Je m’suis un peu perdu dans mon incertitude

Avec mes peurs mes larmes toute ma lassitude,

Démuni de mes armes pour maitriser ma vie

Je ne suis qu’un zombie au bord de la survie,

Ressentant l’esclavage de ce monde qui m’entoure

Un étrange présage de ne plus voir l’amour,

Au bord des méandres de ma triste existence

Un douloureux passé sans la moindre confiance,

N’ayant plus de repère je suis le prisonnier

D’une  mémoire fébrile qui ne sait plus aimer,

Un curieux sentiment mêlé de confusion

Mon esprit en prison dans l’incompréhension,

Au milieu de l’arène tel un épouvantail

Je défie les corbeaux sur le champ de bataille

Dévoilant mon sourire à l’obscur qui s’enfuit

En laissant le jardin ou j’ai semé la vie,

Dans l’aube matinale que la rosée effleure

Le cœur de la rose s’éveille avec splendeur

Déposant son parfum au creux de ma mémoire

Qui doucement ranime la lueur de l’espoir.
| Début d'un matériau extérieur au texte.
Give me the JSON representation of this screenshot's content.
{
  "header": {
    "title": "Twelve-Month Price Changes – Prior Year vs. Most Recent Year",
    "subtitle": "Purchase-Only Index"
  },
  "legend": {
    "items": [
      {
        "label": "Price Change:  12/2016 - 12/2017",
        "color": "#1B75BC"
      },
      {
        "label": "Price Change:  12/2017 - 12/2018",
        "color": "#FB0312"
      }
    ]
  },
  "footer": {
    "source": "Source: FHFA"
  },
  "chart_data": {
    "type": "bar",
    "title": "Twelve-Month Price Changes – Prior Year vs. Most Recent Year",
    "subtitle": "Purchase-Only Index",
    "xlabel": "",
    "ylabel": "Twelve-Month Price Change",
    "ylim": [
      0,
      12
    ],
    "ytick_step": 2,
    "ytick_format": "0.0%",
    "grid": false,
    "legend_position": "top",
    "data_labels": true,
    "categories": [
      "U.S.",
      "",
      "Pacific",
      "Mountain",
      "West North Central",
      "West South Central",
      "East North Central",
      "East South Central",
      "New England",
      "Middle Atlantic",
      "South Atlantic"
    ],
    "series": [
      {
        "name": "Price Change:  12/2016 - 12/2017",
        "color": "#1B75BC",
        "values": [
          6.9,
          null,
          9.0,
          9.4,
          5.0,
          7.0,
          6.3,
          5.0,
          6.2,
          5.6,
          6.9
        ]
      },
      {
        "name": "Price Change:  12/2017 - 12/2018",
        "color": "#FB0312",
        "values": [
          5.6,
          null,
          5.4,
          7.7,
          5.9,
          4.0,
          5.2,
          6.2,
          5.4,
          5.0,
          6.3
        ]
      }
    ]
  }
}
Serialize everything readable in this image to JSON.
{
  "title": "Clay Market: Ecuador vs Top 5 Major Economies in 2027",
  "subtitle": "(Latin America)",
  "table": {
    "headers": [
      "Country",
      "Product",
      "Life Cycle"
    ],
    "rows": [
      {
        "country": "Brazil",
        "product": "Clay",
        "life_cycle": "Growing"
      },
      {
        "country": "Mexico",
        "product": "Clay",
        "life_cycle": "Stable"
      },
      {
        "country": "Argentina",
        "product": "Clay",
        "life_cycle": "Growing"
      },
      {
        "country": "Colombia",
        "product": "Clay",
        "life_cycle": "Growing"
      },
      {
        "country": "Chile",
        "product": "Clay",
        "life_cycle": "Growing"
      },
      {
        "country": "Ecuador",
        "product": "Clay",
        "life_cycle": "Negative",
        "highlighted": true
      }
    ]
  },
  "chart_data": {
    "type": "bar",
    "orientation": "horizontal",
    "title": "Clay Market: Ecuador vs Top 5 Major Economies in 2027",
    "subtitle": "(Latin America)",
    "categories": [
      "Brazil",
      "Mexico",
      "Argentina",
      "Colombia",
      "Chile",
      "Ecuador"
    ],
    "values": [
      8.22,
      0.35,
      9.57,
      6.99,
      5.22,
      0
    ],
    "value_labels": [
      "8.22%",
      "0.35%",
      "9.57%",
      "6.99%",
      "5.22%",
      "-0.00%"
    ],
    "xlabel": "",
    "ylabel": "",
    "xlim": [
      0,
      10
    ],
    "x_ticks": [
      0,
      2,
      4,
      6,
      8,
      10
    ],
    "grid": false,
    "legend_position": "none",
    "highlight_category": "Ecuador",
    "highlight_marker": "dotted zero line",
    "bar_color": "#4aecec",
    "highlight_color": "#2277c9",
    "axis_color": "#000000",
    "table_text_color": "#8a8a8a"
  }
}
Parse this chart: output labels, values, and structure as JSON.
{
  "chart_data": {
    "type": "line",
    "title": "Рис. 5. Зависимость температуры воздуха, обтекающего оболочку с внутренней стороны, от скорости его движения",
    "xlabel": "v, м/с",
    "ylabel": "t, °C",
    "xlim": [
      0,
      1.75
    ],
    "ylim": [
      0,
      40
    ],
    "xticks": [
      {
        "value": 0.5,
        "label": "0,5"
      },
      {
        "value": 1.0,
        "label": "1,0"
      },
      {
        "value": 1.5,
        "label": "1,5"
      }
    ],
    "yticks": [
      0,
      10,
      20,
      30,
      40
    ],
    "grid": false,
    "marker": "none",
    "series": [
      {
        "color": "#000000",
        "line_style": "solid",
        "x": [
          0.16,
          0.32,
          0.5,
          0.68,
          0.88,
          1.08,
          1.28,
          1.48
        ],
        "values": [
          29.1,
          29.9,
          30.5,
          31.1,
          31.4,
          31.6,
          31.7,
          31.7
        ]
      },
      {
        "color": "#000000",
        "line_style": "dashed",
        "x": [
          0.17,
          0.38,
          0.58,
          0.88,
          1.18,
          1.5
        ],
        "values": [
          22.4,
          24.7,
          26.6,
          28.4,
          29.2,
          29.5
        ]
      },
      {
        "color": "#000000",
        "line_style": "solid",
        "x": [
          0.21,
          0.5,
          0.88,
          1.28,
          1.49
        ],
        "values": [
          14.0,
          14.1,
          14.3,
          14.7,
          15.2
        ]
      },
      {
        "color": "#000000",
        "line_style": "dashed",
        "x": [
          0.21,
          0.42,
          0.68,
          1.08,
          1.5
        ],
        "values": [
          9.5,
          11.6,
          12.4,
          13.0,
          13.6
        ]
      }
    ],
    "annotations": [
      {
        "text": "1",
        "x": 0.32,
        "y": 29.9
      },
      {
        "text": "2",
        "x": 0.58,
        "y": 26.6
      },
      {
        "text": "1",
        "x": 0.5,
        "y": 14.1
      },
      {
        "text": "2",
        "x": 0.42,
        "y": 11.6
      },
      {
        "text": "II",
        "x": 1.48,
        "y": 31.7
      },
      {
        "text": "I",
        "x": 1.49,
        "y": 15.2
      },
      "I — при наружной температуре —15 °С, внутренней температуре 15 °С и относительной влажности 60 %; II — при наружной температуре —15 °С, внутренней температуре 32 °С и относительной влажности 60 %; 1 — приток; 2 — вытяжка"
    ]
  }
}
Au pied de mes cent ans je revois le printemps

Je me souviens encore de ce jardin d’antan,

Où en semant la vie j’ai fait moisson d’amour

Un p’tit bout d’paradis dans un écrin d’velours,

J’ai appris à y vivre contre vent et marées

En conjuguant  l’amour avec le verbe aimer,

Alors ce soir  juste avant de m'endormir

J’éteindrai la bougie du jardin de ma vie.